The panel voted 14-5 in favor of Ogden.
A Senate vote on the nomination has not yet been scheduled, but it could come within days.
Diane Duke, the Free Speech Coalition's executive director, hailed the vote Thursday afternoon.
"We are pleased that attorneys who support strong and vibrant 1st Amendment protections are being placed in positions of authority in the U.S. Government," she told XBIZ.
Ogden is a partner at the WilmerHale law firm in Washington, where he has represented a number of blue-chip adult brands, including Playboy Enterprises and PHE Inc., parent company of Adam & Eve.

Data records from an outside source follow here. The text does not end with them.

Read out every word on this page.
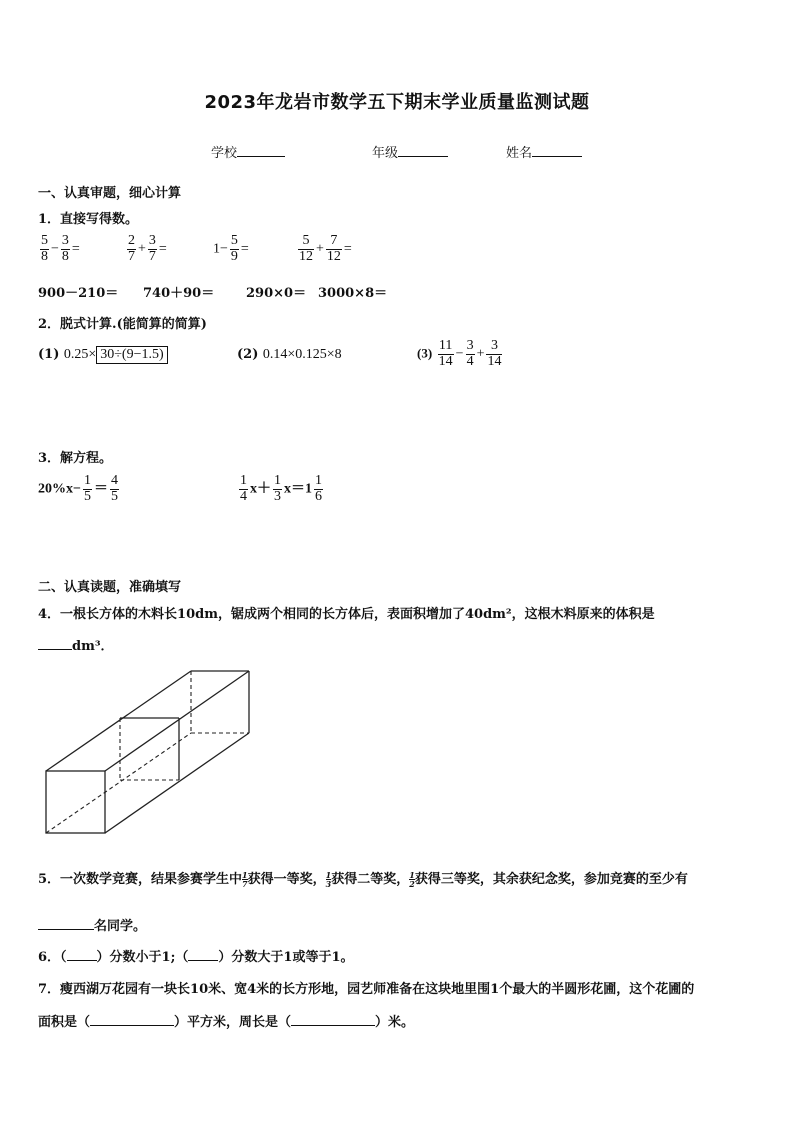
2023年龙岩市数学五下期末学业质量监测试题
学校	年级	姓名
一、认真审题，细心计算
1．直接写得数。
$\frac{5}{8} - \frac{3}{8}$ =	$\frac{2}{7} + \frac{3}{7}$ =	$1- \frac{5}{9}$ =	$\frac{5}{12} + \frac{7}{12}$ =
900－210＝ 740＋90＝ 290×0＝ 3000×8＝
2．脱式计算.(能简算的简算)
(1) 0.25× 30÷(9−1.5)	(2) 0.14×0.125×8	$(3) \frac{11}{14} - \frac{3}{4} + \frac{3}{14}$
3．解方程。
$20\%x- \frac{1}{5} = \frac{4}{5}$	$\frac{1}{4} x+ \frac{1}{3} x=1 \frac{1}{6}$
二、认真读题，准确填写
4．一根长方体的木料长10dm，锯成两个相同的长方体后，表面积增加了40dm²，这根木料原来的体积是
dm³．
5．一次数学竞赛，结果参赛学生中 $\frac{1}{7}$ 获得一等奖， $\frac{1}{3}$ 获得二等奖， $\frac{1}{2}$ 获得三等奖，其余获纪念奖，参加竞赛的至少有
名同学。
6．（ ）分数小于1;（ ）分数大于1或等于1。
7．瘦西湖万花园有一块长10米、宽4米的长方形地，园艺师准备在这块地里围1个最大的半圆形花圃，这个花圃的
面积是（	）平方米，周长是（	）米。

If confirmed by the full Senate, Ogden will serve as the Justice Department’s chief operating officer and will be asked to resolve conflicts between U.S. attorneys over high-profile cases, including obscenity cases.
Ogden had previously led the department’s civil division and managed the office of then-Attorney General Janet Reno as her chief of staff.
All Democrats voted in favor of Ogden's nomination. Those opposing Ogden were Sens. Tom Coburn (R-Okla.), John Cornyn (R-Texas), Chuck Grassley (R-Iowa), Orrin Hatch (R-Utah), and Jeff Sessions (R-Ala.).
Hatch noted he was troubled by Ogden's representation of the adult entertainment industry in private practice.
"Mr. Ogden has consistently taken very liberal positions over a long period of time on issues that are very important to me," Hatch said. "The pattern here is so consistent and the record is so long that it does give me pause."
Sen. Arlen Specter (R-Pa.) said the Senate Judiciary Committee had received 11,000 phone calls, letters, and other contacts opposing Ogden.
Ogden also has faced the wrath of a number of religious groups that feel his former ties to the adult industry are a bad fit as the nation’s No. 2 law enforcer.
Moments after the nomination received the green light to go to the full Senate, the Family Research Council made a statement, knocking Ogden.
"All senators still have an opportunity to stand up for children and the enforcement of our pornography laws by voting no on this extreme choice by President Obama,” Family Research Council President Tony Perkins said.
“ I urge each senator, regardless of party, to take a closer look at Ogden's radical record," he said. "We also urge President Obama to withdraw this nomination and consider a replacement whom the American people can trust to administer justice and vigorously prosecute those who violate our pornography laws."
But Ogden has received numerous letters of support, including one delivered to the Senate Judiciary Committee on Tuesday.
The Leadership Conference on Civil Rights said that Ogden would be a good fit for the job, in an agency that for the past eight years has been rocked by scandal and controversy, where “politics has trumped impartial enforcement of the law, and ideology has undermined competence.”
“The department has been disrupted in its important work by turmoil, instability, politics, massive turnover, loss of experienced staff, and a lack of confidence.”